Imagine if we were to sort all of the vehicle at the San Francisco Airport parking lot. We might do a sort by color - so the Ford Mustang, the Chevy Pickup and the Honda Accord would all end up in a group of red cars. Or we might do a sort by acceleration - the Mustang would no longer be with the Chevy and the Honda but instead would be with the Porsche and the Corvette.
Well, athletic and academic levels are somewhat like color and acceleration. There are D3 and D1 schools that are excellent academically - and there are D3 schools and D1 schools that are far weaker academically. Schools like Trinity (Tx), Rice and Stanford happen to be both excellent academically and athletically. Schools like Pomona, Cal Tech, MIT, Harvard, Yale, and University of Chicago are all top notch academically and perhaps not as strong athletically.
D3 schools can have large endowments - which lead to large financial aid grants. I just visited Pomona with my daughter and so I happen to have information about their financial aid at my fingertips.
Pomona is "committed to both need-blind admissions and fully funded, need-based financial aid, the College reviews each applicant entirely on the basis of academic promise, then meets 100 percent of the demonstrated need of every student admitted."
They have $1.8B in the bank - in the top 50 endowments in the country. They are #6 in endowment per student.
08Son applied to D1, D2, and D3 schools - and got financial and merit aid packages from all three. Some packages were better than others - but it did not appear to be correlated to what level "D" they were at.
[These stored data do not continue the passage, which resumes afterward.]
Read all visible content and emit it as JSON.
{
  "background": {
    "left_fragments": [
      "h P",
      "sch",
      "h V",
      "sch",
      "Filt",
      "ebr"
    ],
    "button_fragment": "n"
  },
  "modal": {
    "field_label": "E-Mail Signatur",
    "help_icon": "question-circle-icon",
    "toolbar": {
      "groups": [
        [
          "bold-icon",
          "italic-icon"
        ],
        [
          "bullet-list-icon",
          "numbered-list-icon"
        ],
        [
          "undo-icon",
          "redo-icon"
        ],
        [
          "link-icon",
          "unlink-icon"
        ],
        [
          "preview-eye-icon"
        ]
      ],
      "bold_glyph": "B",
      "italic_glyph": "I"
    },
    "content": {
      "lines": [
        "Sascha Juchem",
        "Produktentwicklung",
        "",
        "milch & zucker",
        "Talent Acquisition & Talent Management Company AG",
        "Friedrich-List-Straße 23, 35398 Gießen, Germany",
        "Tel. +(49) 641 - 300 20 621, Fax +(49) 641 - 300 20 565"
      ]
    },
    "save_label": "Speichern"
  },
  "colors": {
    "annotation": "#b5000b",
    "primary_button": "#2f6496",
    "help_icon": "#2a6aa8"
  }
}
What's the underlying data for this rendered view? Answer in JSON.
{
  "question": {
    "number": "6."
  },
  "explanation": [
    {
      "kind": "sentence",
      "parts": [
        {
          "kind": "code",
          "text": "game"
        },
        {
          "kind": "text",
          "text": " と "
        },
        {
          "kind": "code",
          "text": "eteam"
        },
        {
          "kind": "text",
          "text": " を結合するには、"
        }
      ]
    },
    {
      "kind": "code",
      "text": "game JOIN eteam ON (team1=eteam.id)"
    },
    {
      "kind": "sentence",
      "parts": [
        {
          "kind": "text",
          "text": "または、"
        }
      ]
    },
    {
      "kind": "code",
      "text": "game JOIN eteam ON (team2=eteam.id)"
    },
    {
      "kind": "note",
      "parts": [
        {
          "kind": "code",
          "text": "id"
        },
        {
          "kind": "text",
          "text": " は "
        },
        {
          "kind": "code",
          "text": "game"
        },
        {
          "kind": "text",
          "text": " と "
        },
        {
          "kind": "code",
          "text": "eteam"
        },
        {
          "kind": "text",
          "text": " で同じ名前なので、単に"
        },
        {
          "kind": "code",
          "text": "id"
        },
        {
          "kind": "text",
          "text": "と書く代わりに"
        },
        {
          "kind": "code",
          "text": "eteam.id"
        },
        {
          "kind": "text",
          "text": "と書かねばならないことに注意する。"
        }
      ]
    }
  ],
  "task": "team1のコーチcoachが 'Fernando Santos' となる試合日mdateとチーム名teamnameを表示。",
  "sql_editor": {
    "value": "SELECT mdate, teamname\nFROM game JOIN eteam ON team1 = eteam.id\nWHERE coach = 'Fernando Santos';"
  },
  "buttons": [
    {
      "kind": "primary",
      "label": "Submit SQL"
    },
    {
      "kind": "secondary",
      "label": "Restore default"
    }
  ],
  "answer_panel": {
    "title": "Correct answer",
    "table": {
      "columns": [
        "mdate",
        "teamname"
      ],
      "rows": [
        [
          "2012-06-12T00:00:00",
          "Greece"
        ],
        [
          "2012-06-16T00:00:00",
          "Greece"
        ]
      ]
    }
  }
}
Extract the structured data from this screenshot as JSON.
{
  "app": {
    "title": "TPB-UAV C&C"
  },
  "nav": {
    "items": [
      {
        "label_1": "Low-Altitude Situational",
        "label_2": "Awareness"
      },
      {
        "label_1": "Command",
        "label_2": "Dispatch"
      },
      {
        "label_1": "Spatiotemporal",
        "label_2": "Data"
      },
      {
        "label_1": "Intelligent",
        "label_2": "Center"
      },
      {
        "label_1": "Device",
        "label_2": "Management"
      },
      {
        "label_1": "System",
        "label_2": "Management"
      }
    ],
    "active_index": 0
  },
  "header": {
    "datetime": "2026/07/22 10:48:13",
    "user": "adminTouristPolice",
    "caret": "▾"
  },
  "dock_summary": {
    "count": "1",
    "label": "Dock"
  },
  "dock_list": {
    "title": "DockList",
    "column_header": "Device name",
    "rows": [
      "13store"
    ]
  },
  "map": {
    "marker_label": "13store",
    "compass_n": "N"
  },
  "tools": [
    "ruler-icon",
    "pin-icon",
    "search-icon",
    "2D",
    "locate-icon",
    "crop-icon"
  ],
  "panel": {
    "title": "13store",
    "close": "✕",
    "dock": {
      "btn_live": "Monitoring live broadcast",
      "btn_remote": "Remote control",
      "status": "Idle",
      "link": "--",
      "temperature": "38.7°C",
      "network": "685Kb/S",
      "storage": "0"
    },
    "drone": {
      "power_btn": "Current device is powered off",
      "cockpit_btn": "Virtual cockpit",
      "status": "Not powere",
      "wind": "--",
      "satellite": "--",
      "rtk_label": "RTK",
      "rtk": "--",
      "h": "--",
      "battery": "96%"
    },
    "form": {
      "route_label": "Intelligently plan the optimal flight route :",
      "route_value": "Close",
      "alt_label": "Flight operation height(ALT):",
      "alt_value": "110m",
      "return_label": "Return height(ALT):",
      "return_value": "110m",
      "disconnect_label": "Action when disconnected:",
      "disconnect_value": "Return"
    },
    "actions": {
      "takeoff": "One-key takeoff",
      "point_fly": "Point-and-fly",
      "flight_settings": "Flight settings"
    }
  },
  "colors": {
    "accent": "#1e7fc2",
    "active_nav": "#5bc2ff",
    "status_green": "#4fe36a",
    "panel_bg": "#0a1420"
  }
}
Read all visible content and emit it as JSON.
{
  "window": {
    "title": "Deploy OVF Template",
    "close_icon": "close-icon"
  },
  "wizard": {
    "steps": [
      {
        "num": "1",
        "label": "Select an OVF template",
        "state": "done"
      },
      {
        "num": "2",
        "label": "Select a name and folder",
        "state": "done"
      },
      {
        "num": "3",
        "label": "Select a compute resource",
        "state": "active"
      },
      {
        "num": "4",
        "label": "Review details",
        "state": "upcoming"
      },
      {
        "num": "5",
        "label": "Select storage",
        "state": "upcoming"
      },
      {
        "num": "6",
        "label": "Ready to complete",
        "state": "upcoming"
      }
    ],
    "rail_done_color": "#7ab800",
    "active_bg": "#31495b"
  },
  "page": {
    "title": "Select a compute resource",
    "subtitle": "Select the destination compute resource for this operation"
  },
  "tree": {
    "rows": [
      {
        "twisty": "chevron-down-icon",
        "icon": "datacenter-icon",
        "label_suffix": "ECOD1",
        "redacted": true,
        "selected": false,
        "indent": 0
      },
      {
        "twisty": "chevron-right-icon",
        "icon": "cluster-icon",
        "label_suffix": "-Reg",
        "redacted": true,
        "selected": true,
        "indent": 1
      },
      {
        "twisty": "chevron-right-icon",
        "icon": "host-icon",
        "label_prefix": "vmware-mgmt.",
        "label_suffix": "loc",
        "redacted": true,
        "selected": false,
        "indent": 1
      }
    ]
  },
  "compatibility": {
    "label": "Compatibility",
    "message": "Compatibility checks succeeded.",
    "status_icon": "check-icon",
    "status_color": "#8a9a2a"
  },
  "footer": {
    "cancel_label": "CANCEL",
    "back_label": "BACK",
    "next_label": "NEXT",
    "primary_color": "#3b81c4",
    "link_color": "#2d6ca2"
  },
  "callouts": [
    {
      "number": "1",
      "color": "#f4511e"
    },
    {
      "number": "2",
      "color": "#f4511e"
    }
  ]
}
There was some correlation to academic level of school - but even there, some schools simply have more money to give. (Those with large endowments are "fully funded"
)
In terms of academic excellence once you are there, I firmly believe that there is a difference between schools at the very high end - but that you can get a great education at practically any university if you seek it out.
Probably the opposite is more where the difference lies - I think it would be very hard to get a bad education at a top academic school without flunking out but that there are places to hide and graduate without learning anything at bad schools.